Jean, fils de la miséricorde

La naissance de Jean, celui qui a bondi de joie dès sa première rencontre avec le Christ et qui a mérité ensuite "de verser de l’eau sur Celui qui enlèverait les péchés du monde", éclaire l'histoire humaine : elle ouvre la voie à la nouvelle alliance en Jésus Christ, "la Miséricorde en personne".

Le baptême du Christ par Saint Jean - Giuseppe Mazzuoli, co-cathédrale Saint Jean (La Valette, Malte) (1572-1577)

La naissance de Jean Baptiste est encadrée par des cantiques de miséricorde : le magnificat de Notre Dame et, trois mois plus tard, le benedictus. En chantant l’alliance divine avec Abraham et David, le prêtre Zacharie fait une « lecture prophétique de l’histoire, qui tourne le regard des croyants vers la nouvelle alliance en Jésus Christ » (saint Jean-Paul II, Audience 1/10/2003), qui est « la Miséricorde en personne » (sainte Faustine, Journal).

Zacharie, « rempli d’Esprit Saint » (Luc 1, 67), s’émeut devant la miséricorde ancienne, qui prépare la miséricorde plénière. Dieu a visité sa maison « afin de réaliser sa miséricorde envers nos pères » (Luc 1, 72). Il « comble leurs espérances et leurs désirs » (Théophilacte de Bulgarie, Commentaire à Luc, 1).
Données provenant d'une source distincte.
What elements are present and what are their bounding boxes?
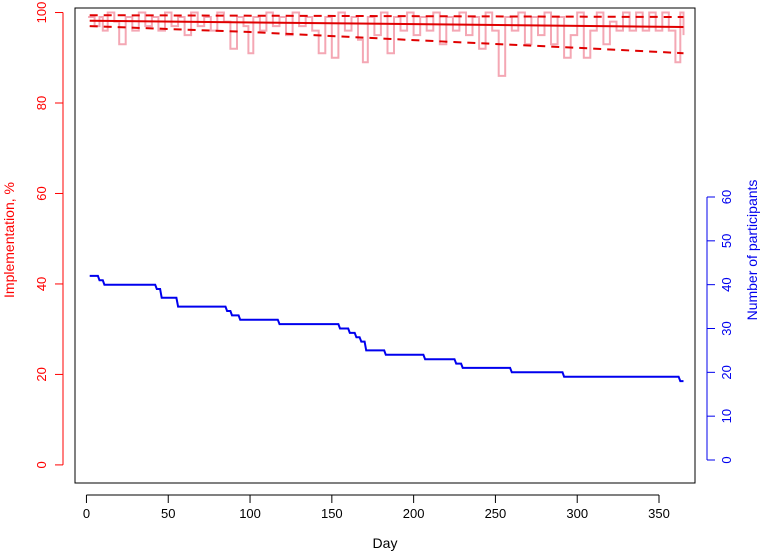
implementation-fit-line — [89, 19, 684, 28]
right-y-tick-label: 30 — [719, 321, 734, 335]
left-y-tick-label: 100 — [34, 2, 49, 24]
right-y-tick-label: 10 — [719, 409, 734, 423]
right-y-tick-label: 0 — [719, 456, 734, 463]
x-tick-label: 200 — [403, 506, 425, 521]
implementation-ci-line — [89, 14, 684, 18]
x-tick-label: 150 — [321, 506, 343, 521]
implementation-ci-line — [89, 25, 684, 55]
plot-frame — [74, 7, 696, 484]
right-y-tick-label: 50 — [719, 234, 734, 248]
right-y-axis: 0 10 20 30 40 50 60 — [706, 190, 734, 464]
left-y-tick-label: 0 — [34, 461, 49, 468]
right-y-tick-label: 20 — [719, 365, 734, 379]
left-y-tick-label: 80 — [34, 96, 49, 110]
x-tick-label: 50 — [161, 506, 175, 521]
left-y-tick-label: 40 — [34, 277, 49, 291]
right-y-axis-title: Number of participants — [744, 180, 760, 321]
x-tick-label: 100 — [239, 506, 261, 521]
x-axis-title: Day — [373, 535, 398, 551]
left-y-tick-label: 60 — [34, 186, 49, 200]
x-tick-label: 300 — [566, 506, 588, 521]
participants-line — [89, 274, 684, 383]
left-y-axis: 0 20 40 60 80 100 — [34, 2, 64, 469]
x-tick-label: 250 — [485, 506, 507, 521]
implementation-raw-line — [88, 11, 685, 77]
left-y-axis-title: Implementation, % — [1, 182, 17, 298]
x-axis: 0 50 100 150 200 250 300 350 — [83, 494, 670, 521]
right-y-tick-label: 60 — [719, 190, 734, 204]
series-layer — [88, 11, 685, 383]
right-y-tick-label: 40 — [719, 277, 734, 291]
x-tick-label: 350 — [648, 506, 670, 521]
x-tick-label: 0 — [83, 506, 90, 521]
left-y-tick-label: 20 — [34, 367, 49, 381]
Les patriarches, prophètes et justes, sans voir le Messie, s’en étaient réjouis d’avance.

« Ta miséricorde vivifie » (Psaume 118, 88) : Dieu fait naître, grandir et réussir. L’existence de chacun est le fruit d’un amour éternel qui, par l’amour conjugal, « appelle à l’existence ce qui n’est pas » (Romains 4, 17). Isaac, Samson ou Samuel, nés de femmes stériles, semblaient exclus de vivre. Jean est aussi fils de la miséricorde divine, la seule qui sait entourer de tendresse notre nom (Isaïe 49, 1).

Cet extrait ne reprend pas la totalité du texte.